End of the road for William as he finishes 310-mile walk to highlight Brexit dangers
An Englishman who has completed a walk along the entire length of the Irish border to highlight the "backward step" that he fears Brexit will bring to frontier communities has revealed he had to undertake the final part of his gruelling 310-mile trek backwards.
Monaghan-based William Hanbury-Tenison had to resort to reverse mode coming down hills at Muff, Co Donegal, on the last leg of his journey because of injuries he sustained to his shins along the way.
"The pain in the last couple of days was excruciating," said Mr Hanbury-Tenison (54).
"I know from running marathons that the last stretch is always the worst. And I simply couldn't walk forwards down the hills because that was putting too much extra pressure on what are known as shin splints in my legs.
"People who saw me hobbling backwards must have thought I was out of my mind. But there was no other alternative with my aches and pains. I was determined to keep on going and I was just happy to reach the finishing line. It had been a trial of mind over matter."
Mr Hanbury-Tenison, who returned after 30 years in China to settle in his family's estate in Co Monaghan three years ago, says the suffering was worth it to get across his message that a return to a hard border would be disastrous for local communities.

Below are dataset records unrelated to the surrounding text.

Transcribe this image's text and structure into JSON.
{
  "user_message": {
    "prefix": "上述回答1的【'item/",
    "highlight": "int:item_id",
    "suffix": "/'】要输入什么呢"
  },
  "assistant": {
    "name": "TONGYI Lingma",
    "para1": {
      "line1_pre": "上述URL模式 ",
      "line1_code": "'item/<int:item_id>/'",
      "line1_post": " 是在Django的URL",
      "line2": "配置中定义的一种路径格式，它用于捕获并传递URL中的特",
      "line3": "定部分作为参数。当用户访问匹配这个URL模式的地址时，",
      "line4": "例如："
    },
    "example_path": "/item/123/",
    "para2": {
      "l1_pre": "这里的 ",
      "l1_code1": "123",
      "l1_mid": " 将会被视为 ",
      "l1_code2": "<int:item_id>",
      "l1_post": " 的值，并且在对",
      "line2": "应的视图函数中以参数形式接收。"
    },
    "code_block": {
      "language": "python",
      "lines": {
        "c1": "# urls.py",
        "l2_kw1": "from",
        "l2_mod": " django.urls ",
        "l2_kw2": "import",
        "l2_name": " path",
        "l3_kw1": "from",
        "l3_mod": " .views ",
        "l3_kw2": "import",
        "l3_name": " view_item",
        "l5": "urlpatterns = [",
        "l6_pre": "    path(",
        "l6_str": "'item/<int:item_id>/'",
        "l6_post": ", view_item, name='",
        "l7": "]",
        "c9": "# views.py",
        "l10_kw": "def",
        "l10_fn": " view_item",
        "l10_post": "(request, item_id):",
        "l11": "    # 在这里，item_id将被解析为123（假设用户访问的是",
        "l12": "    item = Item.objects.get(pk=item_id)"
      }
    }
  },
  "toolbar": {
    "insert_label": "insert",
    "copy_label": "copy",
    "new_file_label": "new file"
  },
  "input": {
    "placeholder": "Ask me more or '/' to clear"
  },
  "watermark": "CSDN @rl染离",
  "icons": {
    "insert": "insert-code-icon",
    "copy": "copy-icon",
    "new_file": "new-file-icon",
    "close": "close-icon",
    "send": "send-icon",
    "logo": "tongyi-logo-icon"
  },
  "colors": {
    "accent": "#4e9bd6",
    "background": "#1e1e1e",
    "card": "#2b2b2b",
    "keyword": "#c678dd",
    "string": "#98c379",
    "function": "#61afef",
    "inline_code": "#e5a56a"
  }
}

He said: "I think I did raise awareness on behalf of my neighbours who are deeply concerned about what a hard border would mean to the economy and to their personal circumstances. Most people I met on the walk were of a like mind that we in Ireland will not be high up in the list of priorities of the Brexit negotiators in London and Brussels.

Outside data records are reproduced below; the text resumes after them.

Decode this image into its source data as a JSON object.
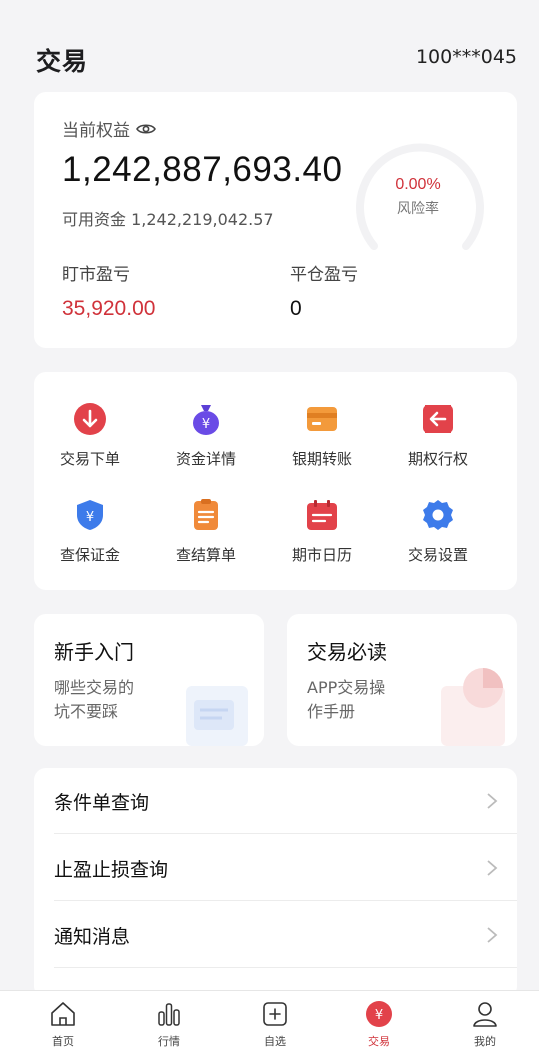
{
  "header": {
    "title": "交易",
    "account": "100***045"
  },
  "equity": {
    "label": "当前权益",
    "value": "1,242,887,693.40",
    "available": "可用资金 1,242,219,042.57",
    "risk_value": "0.00%",
    "risk_label": "风险率",
    "mark_pnl_label": "盯市盈亏",
    "mark_pnl_value": "35,920.00",
    "close_pnl_label": "平仓盈亏",
    "close_pnl_value": "0"
  },
  "grid": [
    {
      "label": "交易下单",
      "icon": "arrow-down-icon"
    },
    {
      "label": "资金详情",
      "icon": "money-bag-icon"
    },
    {
      "label": "银期转账",
      "icon": "bank-card-icon"
    },
    {
      "label": "期权行权",
      "icon": "arrow-left-icon"
    },
    {
      "label": "查保证金",
      "icon": "shield-yuan-icon"
    },
    {
      "label": "查结算单",
      "icon": "clipboard-icon"
    },
    {
      "label": "期市日历",
      "icon": "calendar-icon"
    },
    {
      "label": "交易设置",
      "icon": "gear-icon"
    }
  ],
  "promos": [
    {
      "title": "新手入门",
      "subtitle_line1": "哪些交易的",
      "subtitle_line2": "坑不要踩"
    },
    {
      "title": "交易必读",
      "subtitle_line1": "APP交易操",
      "subtitle_line2": "作手册"
    }
  ],
  "list": [
    {
      "label": "条件单查询"
    },
    {
      "label": "止盈止损查询"
    },
    {
      "label": "通知消息"
    }
  ],
  "tabs": [
    {
      "label": "首页",
      "icon": "home-icon"
    },
    {
      "label": "行情",
      "icon": "bars-icon"
    },
    {
      "label": "自选",
      "icon": "plus-box-icon"
    },
    {
      "label": "交易",
      "icon": "yuan-circle-icon",
      "active": true
    },
    {
      "label": "我的",
      "icon": "user-icon"
    }
  ],
  "colors": {
    "accent": "#d0323a",
    "background": "#f4f4f6",
    "card": "#ffffff"
  }
}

"If we are going to get the border issue taken seriously, we must find a consensus among the people on this island as to how we want to deal with Brexit.
"And we have to convey that opinion internationally to put the pressure on the negotiators."

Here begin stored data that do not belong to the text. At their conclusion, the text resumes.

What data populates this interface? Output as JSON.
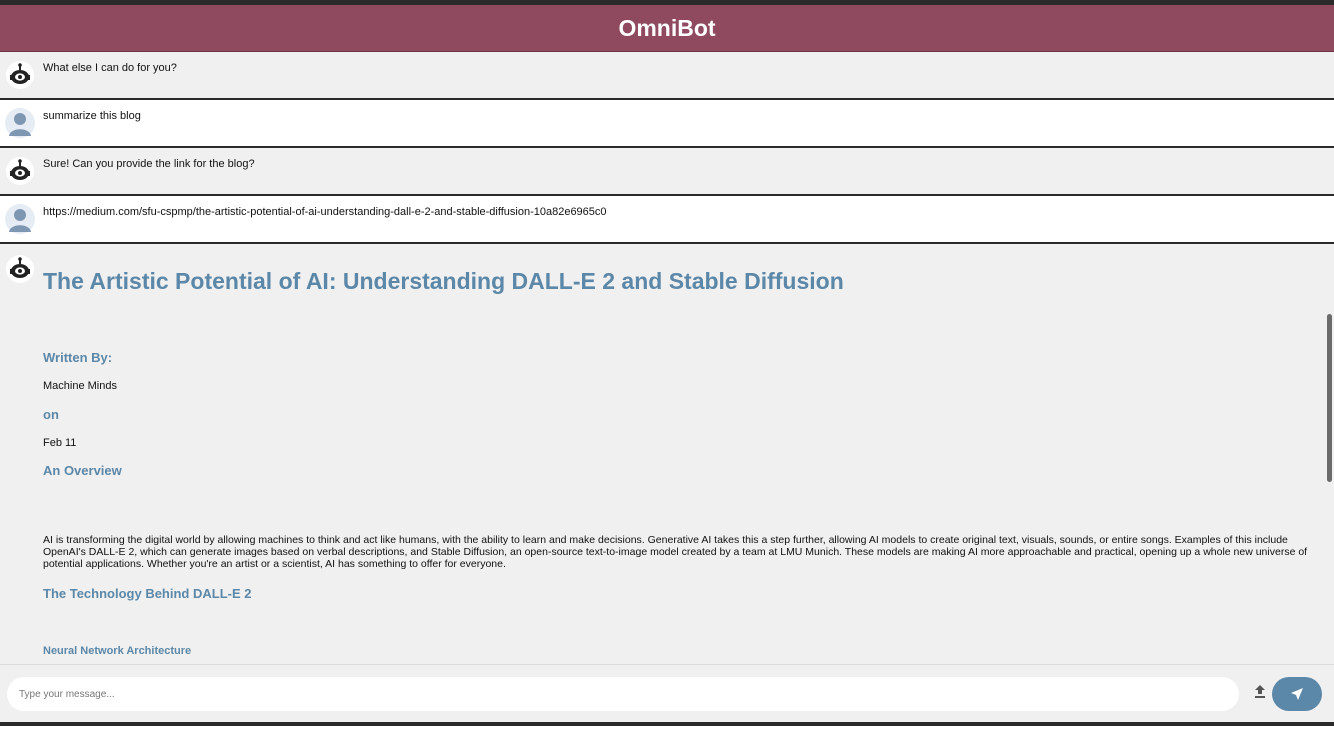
{
  "app": {
    "title": "OmniBot"
  },
  "messages": [
    {
      "role": "bot",
      "text": "What else I can do for you?"
    },
    {
      "role": "user",
      "text": "summarize this blog"
    },
    {
      "role": "bot",
      "text": "Sure! Can you provide the link for the blog?"
    },
    {
      "role": "user",
      "text": "https://medium.com/sfu-cspmp/the-artistic-potential-of-ai-understanding-dall-e-2-and-stable-diffusion-10a82e6965c0"
    }
  ],
  "blog": {
    "title": "The Artistic Potential of AI: Understanding DALL-E 2 and Stable Diffusion",
    "written_by_label": "Written By:",
    "author": "Machine Minds",
    "on_label": "on",
    "date": "Feb 11",
    "overview_heading": "An Overview",
    "overview_text": "AI is transforming the digital world by allowing machines to think and act like humans, with the ability to learn and make decisions. Generative AI takes this a step further, allowing AI models to create original text, visuals, sounds, or entire songs. Examples of this include OpenAI's DALL-E 2, which can generate images based on verbal descriptions, and Stable Diffusion, an open-source text-to-image model created by a team at LMU Munich. These models are making AI more approachable and practical, opening up a whole new universe of potential applications. Whether you're an artist or a scientist, AI has something to offer for everyone.",
    "tech_heading": "The Technology Behind DALL-E 2",
    "nn_heading": "Neural Network Architecture"
  },
  "input": {
    "placeholder": "Type your message..."
  },
  "icons": {
    "bot": "robot-icon",
    "user": "user-avatar-icon",
    "upload": "upload-icon",
    "send": "send-icon"
  },
  "colors": {
    "header": "#8f4a5f",
    "accent": "#5b87a8",
    "bot_bg": "#f0f0f0",
    "user_bg": "#ffffff"
  }
}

Mr Hanbury-Tenison says he has no plans to take his "campaign" any further but he will be meeting leaders of the Border Communities Against Brexit organisation for discussions.
He believes the Brexit fallout was, in part, responsible for the results in the Assembly election earlier this month when Sinn Fein made remarkable advances. But he added: "I found during my walk that the worries over a hard border crossed all political divisions and if everyone in Ireland pulls together and recognise the threat to all of us from Brexit, only good can come out of it.
"But I am not a politician. I wouldn't be interested in being involved in any partisan, let alone sectarian, attempt to milk this issue for partisan benefit."
He started his journey in Carlingford on February 18 and had set himself a target of 10 miles a day over a month-long schedule, but he was quicker than he had anticipated.
"In the end I was walking 10 or 15 miles a day. I probably pushed myself a little too hard, going faster than I had originally planned," he said.
Mr Hanbury-Tenison, who spent his nights in the homes of friends or in B&Bs, returned to Monaghan by bus. But he didn't walk from Muff to the bus station in Londonderry. "A lady called Agnes gave me a lift," he added.
Back home in Monaghan, the father-of-two won't be able to put his tired feet up too long to recover from his exertions.
"I have a dog and walking is part of the life, but it's good for me to keep moving. And I'm also looking forward to returning to my yoga, which should help too," he said.